EXC 2060 C3-5 The Ambiguity of Islamic-Emancipatory Discourses in Past and Present

Period
Status
finished
Funding Source
DFG - Cluster of Excellence
Project Number
EXC 2060/1
  • Description

    The public discourse on the question of women's images and women's spaces in Islam is being conducted primarily on a populist level, especially in the current European context. At the same time, the Islamic-emancipatory discourses of the 20th and 21st centuries, which since their early beginnings have always been formulated with reference to religious parameters, based primarily on the Koran, remain largely ignored or marginalized. At the same time, there is a lack of a systematic recording and compilation of a typology of the developments of these discourses, which in their entirety reveals the emancipatory approaches of the last century to the present day and thus can contribute to a more differentiated picture of these discourses.
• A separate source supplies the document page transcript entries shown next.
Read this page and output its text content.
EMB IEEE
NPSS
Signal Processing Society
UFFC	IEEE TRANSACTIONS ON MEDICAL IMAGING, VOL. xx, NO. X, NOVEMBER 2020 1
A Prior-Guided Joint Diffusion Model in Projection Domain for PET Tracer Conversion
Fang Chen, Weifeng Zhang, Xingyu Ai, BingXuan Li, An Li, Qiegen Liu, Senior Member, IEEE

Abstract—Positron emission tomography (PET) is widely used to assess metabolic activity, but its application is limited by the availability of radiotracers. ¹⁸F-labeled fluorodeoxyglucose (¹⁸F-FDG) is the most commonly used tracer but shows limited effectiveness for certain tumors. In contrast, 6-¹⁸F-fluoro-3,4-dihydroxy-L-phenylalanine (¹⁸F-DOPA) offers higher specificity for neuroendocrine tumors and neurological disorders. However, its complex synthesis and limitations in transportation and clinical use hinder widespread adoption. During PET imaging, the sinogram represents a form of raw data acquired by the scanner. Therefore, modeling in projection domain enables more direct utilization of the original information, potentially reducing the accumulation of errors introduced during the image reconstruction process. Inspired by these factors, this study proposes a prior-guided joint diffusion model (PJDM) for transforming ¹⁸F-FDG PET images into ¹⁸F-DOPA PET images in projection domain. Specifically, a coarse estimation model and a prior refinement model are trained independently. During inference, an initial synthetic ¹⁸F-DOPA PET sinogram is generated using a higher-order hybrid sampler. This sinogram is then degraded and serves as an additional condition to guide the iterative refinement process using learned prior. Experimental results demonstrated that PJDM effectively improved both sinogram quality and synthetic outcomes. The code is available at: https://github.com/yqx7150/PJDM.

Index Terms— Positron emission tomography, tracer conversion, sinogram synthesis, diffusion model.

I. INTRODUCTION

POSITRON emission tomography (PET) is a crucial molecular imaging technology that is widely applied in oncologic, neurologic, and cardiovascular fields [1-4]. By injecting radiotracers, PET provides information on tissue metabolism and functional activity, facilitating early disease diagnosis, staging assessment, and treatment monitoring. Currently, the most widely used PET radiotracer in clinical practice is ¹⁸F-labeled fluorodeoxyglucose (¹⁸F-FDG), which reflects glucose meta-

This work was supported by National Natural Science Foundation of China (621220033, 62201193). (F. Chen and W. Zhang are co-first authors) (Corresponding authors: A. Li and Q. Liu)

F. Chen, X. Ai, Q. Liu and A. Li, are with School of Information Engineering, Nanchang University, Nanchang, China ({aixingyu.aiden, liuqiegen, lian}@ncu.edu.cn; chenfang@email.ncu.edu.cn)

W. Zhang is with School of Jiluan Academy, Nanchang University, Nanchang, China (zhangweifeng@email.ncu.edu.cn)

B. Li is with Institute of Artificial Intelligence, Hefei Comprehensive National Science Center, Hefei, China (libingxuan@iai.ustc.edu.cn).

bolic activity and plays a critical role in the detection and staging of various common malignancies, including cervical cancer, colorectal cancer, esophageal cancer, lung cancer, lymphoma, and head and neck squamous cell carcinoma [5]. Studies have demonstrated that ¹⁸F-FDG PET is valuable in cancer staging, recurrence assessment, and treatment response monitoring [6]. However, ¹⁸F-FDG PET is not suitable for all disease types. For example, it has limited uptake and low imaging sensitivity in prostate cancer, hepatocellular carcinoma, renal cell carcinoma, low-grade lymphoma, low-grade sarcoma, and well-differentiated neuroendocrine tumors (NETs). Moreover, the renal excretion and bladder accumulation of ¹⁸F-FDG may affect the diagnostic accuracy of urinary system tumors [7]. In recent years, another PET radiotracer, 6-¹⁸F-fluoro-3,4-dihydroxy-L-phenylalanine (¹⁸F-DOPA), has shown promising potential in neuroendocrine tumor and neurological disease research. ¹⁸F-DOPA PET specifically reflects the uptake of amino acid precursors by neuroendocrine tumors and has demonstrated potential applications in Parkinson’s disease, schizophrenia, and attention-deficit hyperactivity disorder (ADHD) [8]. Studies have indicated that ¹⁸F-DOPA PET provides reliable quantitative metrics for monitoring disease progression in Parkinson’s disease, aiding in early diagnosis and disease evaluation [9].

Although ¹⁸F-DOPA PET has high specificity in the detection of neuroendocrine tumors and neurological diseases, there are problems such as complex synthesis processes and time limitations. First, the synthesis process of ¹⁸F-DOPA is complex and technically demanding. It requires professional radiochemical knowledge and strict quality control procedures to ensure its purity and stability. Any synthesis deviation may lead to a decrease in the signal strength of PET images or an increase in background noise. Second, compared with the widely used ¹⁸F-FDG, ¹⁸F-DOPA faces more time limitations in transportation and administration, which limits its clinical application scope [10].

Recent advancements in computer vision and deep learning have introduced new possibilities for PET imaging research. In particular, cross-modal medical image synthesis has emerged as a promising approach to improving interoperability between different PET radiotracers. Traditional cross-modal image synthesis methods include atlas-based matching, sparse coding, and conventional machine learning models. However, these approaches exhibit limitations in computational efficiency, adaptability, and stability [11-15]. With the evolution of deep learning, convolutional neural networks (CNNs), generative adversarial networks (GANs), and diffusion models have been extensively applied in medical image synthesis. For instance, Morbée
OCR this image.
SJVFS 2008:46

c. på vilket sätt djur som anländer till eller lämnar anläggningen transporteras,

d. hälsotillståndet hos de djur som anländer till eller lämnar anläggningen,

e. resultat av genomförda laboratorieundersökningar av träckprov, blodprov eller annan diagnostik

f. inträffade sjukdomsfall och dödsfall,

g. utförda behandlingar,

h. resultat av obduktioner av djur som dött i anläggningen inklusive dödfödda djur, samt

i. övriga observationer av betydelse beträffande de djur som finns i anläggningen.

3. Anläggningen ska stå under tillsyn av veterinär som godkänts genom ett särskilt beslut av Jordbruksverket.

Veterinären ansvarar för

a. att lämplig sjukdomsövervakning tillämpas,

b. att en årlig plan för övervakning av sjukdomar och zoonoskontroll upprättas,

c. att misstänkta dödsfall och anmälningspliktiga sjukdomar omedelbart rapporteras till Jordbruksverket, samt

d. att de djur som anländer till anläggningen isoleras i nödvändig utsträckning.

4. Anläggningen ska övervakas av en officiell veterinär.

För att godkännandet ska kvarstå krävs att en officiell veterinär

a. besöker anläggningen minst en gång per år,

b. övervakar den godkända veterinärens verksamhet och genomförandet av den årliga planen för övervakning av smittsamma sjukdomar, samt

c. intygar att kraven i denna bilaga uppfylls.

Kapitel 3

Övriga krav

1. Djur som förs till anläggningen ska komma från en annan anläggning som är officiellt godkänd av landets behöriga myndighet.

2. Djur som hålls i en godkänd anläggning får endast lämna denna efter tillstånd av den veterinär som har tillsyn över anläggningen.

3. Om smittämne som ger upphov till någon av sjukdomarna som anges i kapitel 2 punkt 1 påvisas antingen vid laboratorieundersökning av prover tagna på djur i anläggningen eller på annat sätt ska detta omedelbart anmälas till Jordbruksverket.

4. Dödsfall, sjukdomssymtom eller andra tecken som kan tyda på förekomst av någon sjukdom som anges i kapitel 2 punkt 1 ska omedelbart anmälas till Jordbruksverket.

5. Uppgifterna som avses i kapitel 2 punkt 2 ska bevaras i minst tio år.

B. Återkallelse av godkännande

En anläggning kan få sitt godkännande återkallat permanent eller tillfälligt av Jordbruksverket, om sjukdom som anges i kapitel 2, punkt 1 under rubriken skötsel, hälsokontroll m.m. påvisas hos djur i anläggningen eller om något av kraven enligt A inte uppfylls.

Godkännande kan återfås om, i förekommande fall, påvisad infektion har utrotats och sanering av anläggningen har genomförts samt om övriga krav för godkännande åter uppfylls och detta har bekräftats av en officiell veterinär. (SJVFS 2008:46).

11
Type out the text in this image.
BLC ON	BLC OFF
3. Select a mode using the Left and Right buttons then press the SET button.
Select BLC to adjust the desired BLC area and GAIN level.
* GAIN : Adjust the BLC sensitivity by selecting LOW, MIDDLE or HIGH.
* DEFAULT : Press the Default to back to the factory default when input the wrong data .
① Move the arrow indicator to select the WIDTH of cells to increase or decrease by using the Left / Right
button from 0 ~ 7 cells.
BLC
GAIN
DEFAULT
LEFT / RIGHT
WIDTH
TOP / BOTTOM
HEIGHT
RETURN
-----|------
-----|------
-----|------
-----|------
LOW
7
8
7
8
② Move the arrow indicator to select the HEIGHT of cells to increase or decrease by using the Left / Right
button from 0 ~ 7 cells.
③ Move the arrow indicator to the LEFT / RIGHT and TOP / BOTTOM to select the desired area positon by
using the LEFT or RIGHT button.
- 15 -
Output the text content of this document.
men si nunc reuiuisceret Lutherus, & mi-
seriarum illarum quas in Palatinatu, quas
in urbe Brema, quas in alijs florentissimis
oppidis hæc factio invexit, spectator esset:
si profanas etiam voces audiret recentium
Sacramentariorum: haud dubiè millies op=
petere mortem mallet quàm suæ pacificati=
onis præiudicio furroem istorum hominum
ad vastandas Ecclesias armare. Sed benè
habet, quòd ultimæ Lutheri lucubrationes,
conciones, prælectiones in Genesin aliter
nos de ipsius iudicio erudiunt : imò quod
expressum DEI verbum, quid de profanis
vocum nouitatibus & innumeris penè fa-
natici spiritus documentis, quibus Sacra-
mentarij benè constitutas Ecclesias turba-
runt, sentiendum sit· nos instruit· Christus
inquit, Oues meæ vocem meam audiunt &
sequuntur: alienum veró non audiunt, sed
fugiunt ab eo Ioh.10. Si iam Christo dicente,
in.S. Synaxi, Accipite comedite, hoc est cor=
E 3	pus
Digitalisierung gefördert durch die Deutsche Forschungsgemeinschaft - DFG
In this project, therefore, the developments of the Islamic-emancipatory discourses in the 20th and 21st centuries in Anglo-American, European, North African and Iran will be analyzed and their argumentation structure, methodology and thematic priorities will be worked out. These discourses are by no means homogeneous, and although they have developed in Islamic culture and religious parameters always play a role, theological arguments do not enter into the same intensity in all these discourses. For example, some of the Islamic-emancipatory discourses are politically motivated. Therefore, there are several Islamic emancipatory discourses in which both, political and theological arguments, play a role; These range from secular to highly conservative. The positions resulting from this range should be captured within the project on the basis of a typology to be developed using different criteria. The interaction between the theological and political justifications should also be analyzed in order to reveal the ambiguity of the discourses and to contribute to a differentiated picture on the subject of women's images and women's spaces in Islam. In this context, the question should be asked as to how far these discourses can be summarized under the term "Islamic feminism".